Jonah wanted himself to be killed after he did what God asked him and prevailed. Now if you were called by God to go to Las Vegas to preach gospel and the entire city turned and repented, would your response be to ask God to kill you?
We are taught growing up that Jonah ran because he was scared of the response in Nineveh, that he would be persecuted or even killed. Or as in Veggitales slapped by fish. But if that were his motivation, why would Jonah say in chapter 4 that he fled to Tarshish because he knew the lord was good? He knew the Lord would be gracious and save Nineveh.
I listened to a message on thegospelcoalition.org that gave me one school of thought. Jonah hated the people of Nineveh. They were not part of God's chosen people. Therefore if they were not a part of Israel, they were a threat to Israel. So in Jonah's mind, his nation would be better off without Nineveh so he wanted God to destroy it. So he fled.

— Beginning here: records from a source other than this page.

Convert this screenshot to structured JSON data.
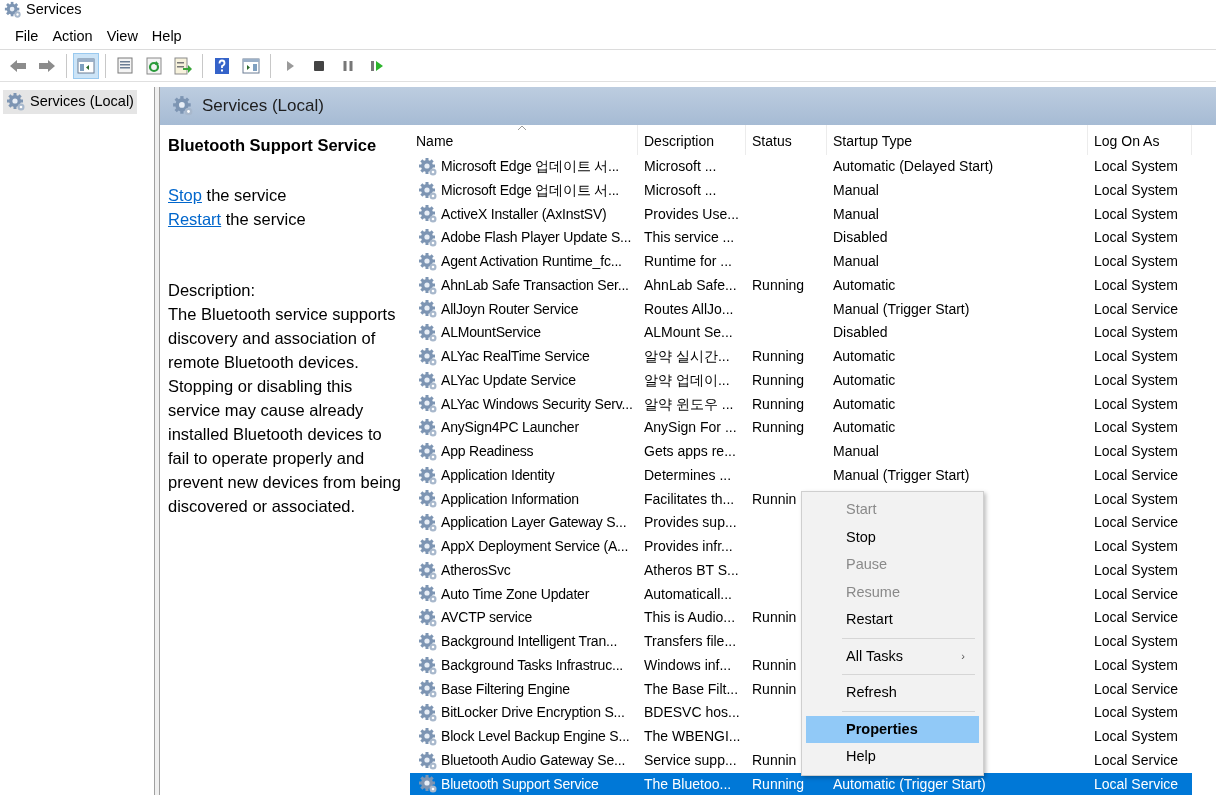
{
  "window": {
    "title": "Services"
  },
  "menu_bar": [
    "File",
    "Action",
    "View",
    "Help"
  ],
  "toolbar": [
    {
      "kind": "back",
      "pressed": false
    },
    {
      "kind": "forward",
      "pressed": false
    },
    {
      "kind": "sep"
    },
    {
      "kind": "tree",
      "pressed": true
    },
    {
      "kind": "sep"
    },
    {
      "kind": "properties",
      "pressed": false
    },
    {
      "kind": "refresh",
      "pressed": false
    },
    {
      "kind": "export",
      "pressed": false
    },
    {
      "kind": "sep"
    },
    {
      "kind": "help",
      "pressed": false
    },
    {
      "kind": "view",
      "pressed": false
    },
    {
      "kind": "sep"
    },
    {
      "kind": "start",
      "pressed": false
    },
    {
      "kind": "stop",
      "pressed": false
    },
    {
      "kind": "pause",
      "pressed": false
    },
    {
      "kind": "resume",
      "pressed": false
    }
  ],
  "tree": [
    {
      "label": "Services (Local)",
      "selected": true
    }
  ],
  "header": {
    "title": "Services (Local)"
  },
  "details": {
    "title": "Bluetooth Support Service",
    "actions": [
      {
        "link": "Stop",
        "text": "the service"
      },
      {
        "link": "Restart",
        "text": "the service"
      }
    ],
    "description_label": "Description:",
    "description": "The Bluetooth service supports discovery and association of remote Bluetooth devices.  Stopping or disabling this service may cause already installed Bluetooth devices to fail to operate properly and prevent new devices from being discovered or associated."
  },
  "table": {
    "columns": [
      {
        "label": "Name",
        "sorted": true
      },
      {
        "label": "Description",
        "sorted": false
      },
      {
        "label": "Status",
        "sorted": false
      },
      {
        "label": "Startup Type",
        "sorted": false
      },
      {
        "label": "Log On As",
        "sorted": false
      }
    ],
    "rows": [
      {
        "name": "Microsoft Edge 업데이트 서...",
        "description": "Microsoft ...",
        "status": "",
        "startup_type": "Automatic (Delayed Start)",
        "log_on_as": "Local System",
        "selected": false
      },
      {
        "name": "Microsoft Edge 업데이트 서...",
        "description": "Microsoft ...",
        "status": "",
        "startup_type": "Manual",
        "log_on_as": "Local System",
        "selected": false
      },
      {
        "name": "ActiveX Installer (AxInstSV)",
        "description": "Provides Use...",
        "status": "",
        "startup_type": "Manual",
        "log_on_as": "Local System",
        "selected": false
      },
      {
        "name": "Adobe Flash Player Update S...",
        "description": "This service ...",
        "status": "",
        "startup_type": "Disabled",
        "log_on_as": "Local System",
        "selected": false
      },
      {
        "name": "Agent Activation Runtime_fc...",
        "description": "Runtime for ...",
        "status": "",
        "startup_type": "Manual",
        "log_on_as": "Local System",
        "selected": false
      },
      {
        "name": "AhnLab Safe Transaction Ser...",
        "description": "AhnLab Safe...",
        "status": "Running",
        "startup_type": "Automatic",
        "log_on_as": "Local System",
        "selected": false
      },
      {
        "name": "AllJoyn Router Service",
        "description": "Routes AllJo...",
        "status": "",
        "startup_type": "Manual (Trigger Start)",
        "log_on_as": "Local Service",
        "selected": false
      },
      {
        "name": "ALMountService",
        "description": "ALMount Se...",
        "status": "",
        "startup_type": "Disabled",
        "log_on_as": "Local System",
        "selected": false
      },
      {
        "name": "ALYac RealTime Service",
        "description": "알약 실시간...",
        "status": "Running",
        "startup_type": "Automatic",
        "log_on_as": "Local System",
        "selected": false
      },
      {
        "name": "ALYac Update Service",
        "description": "알약 업데이...",
        "status": "Running",
        "startup_type": "Automatic",
        "log_on_as": "Local System",
        "selected": false
      },
      {
        "name": "ALYac Windows Security Serv...",
        "description": "알약 윈도우 ...",
        "status": "Running",
        "startup_type": "Automatic",
        "log_on_as": "Local System",
        "selected": false
      },
      {
        "name": "AnySign4PC Launcher",
        "description": "AnySign For ...",
        "status": "Running",
        "startup_type": "Automatic",
        "log_on_as": "Local System",
        "selected": false
      },
      {
        "name": "App Readiness",
        "description": "Gets apps re...",
        "status": "",
        "startup_type": "Manual",
        "log_on_as": "Local System",
        "selected": false
      },
      {
        "name": "Application Identity",
        "description": "Determines ...",
        "status": "",
        "startup_type": "Manual (Trigger Start)",
        "log_on_as": "Local Service",
        "selected": false
      },
      {
        "name": "Application Information",
        "description": "Facilitates th...",
        "status": "Runnin",
        "startup_type": "",
        "log_on_as": "Local System",
        "selected": false
      },
      {
        "name": "Application Layer Gateway S...",
        "description": "Provides sup...",
        "status": "",
        "startup_type": "",
        "log_on_as": "Local Service",
        "selected": false
      },
      {
        "name": "AppX Deployment Service (A...",
        "description": "Provides infr...",
        "status": "",
        "startup_type": "",
        "log_on_as": "Local System",
        "selected": false
      },
      {
        "name": "AtherosSvc",
        "description": "Atheros BT S...",
        "status": "",
        "startup_type": "",
        "log_on_as": "Local System",
        "selected": false
      },
      {
        "name": "Auto Time Zone Updater",
        "description": "Automaticall...",
        "status": "",
        "startup_type": "",
        "log_on_as": "Local Service",
        "selected": false
      },
      {
        "name": "AVCTP service",
        "description": "This is Audio...",
        "status": "Runnin",
        "startup_type": "",
        "log_on_as": "Local Service",
        "selected": false
      },
      {
        "name": "Background Intelligent Tran...",
        "description": "Transfers file...",
        "status": "",
        "startup_type": "",
        "log_on_as": "Local System",
        "selected": false
      },
      {
        "name": "Background Tasks Infrastruc...",
        "description": "Windows inf...",
        "status": "Runnin",
        "startup_type": "",
        "log_on_as": "Local System",
        "selected": false
      },
      {
        "name": "Base Filtering Engine",
        "description": "The Base Filt...",
        "status": "Runnin",
        "startup_type": "",
        "log_on_as": "Local Service",
        "selected": false
      },
      {
        "name": "BitLocker Drive Encryption S...",
        "description": "BDESVC hos...",
        "status": "",
        "startup_type": "",
        "log_on_as": "Local System",
        "selected": false
      },
      {
        "name": "Block Level Backup Engine S...",
        "description": "The WBENGI...",
        "status": "",
        "startup_type": "",
        "log_on_as": "Local System",
        "selected": false
      },
      {
        "name": "Bluetooth Audio Gateway Se...",
        "description": "Service supp...",
        "status": "Runnin",
        "startup_type": "",
        "log_on_as": "Local Service",
        "selected": false
      },
      {
        "name": "Bluetooth Support Service",
        "description": "The Bluetoo...",
        "status": "Running",
        "startup_type": "Automatic (Trigger Start)",
        "log_on_as": "Local Service",
        "selected": true
      }
    ]
  },
  "context_menu": {
    "items": [
      {
        "kind": "item",
        "label": "Start",
        "disabled": true,
        "selected": false
      },
      {
        "kind": "item",
        "label": "Stop",
        "disabled": false,
        "selected": false
      },
      {
        "kind": "item",
        "label": "Pause",
        "disabled": true,
        "selected": false
      },
      {
        "kind": "item",
        "label": "Resume",
        "disabled": true,
        "selected": false
      },
      {
        "kind": "item",
        "label": "Restart",
        "disabled": false,
        "selected": false
      },
      {
        "kind": "separator"
      },
      {
        "kind": "item",
        "label": "All Tasks",
        "disabled": false,
        "selected": false,
        "submenu_arrow": "›"
      },
      {
        "kind": "separator"
      },
      {
        "kind": "item",
        "label": "Refresh",
        "disabled": false,
        "selected": false
      },
      {
        "kind": "separator"
      },
      {
        "kind": "item",
        "label": "Properties",
        "disabled": false,
        "selected": true
      },
      {
        "kind": "item",
        "label": "Help",
        "disabled": false,
        "selected": false
      }
    ]
  }
}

Here is the beautiful part: Jonah was told to preach the glory of God to a city of idolaters. But really, Jonah himself had an idol, his nation. Jonah put the security of his nation over the salvation of this other nation. He put the security of Israel over God's calling. God used the big fish to break Jonah of his Idol worship. This moment can be found in chapter 2 verse 8&9. In his prayer he realized he needed to follow after Gods call.
What are the idols in your life? What are the thing that if they were taken away, they would cause you to ask God for your death to come?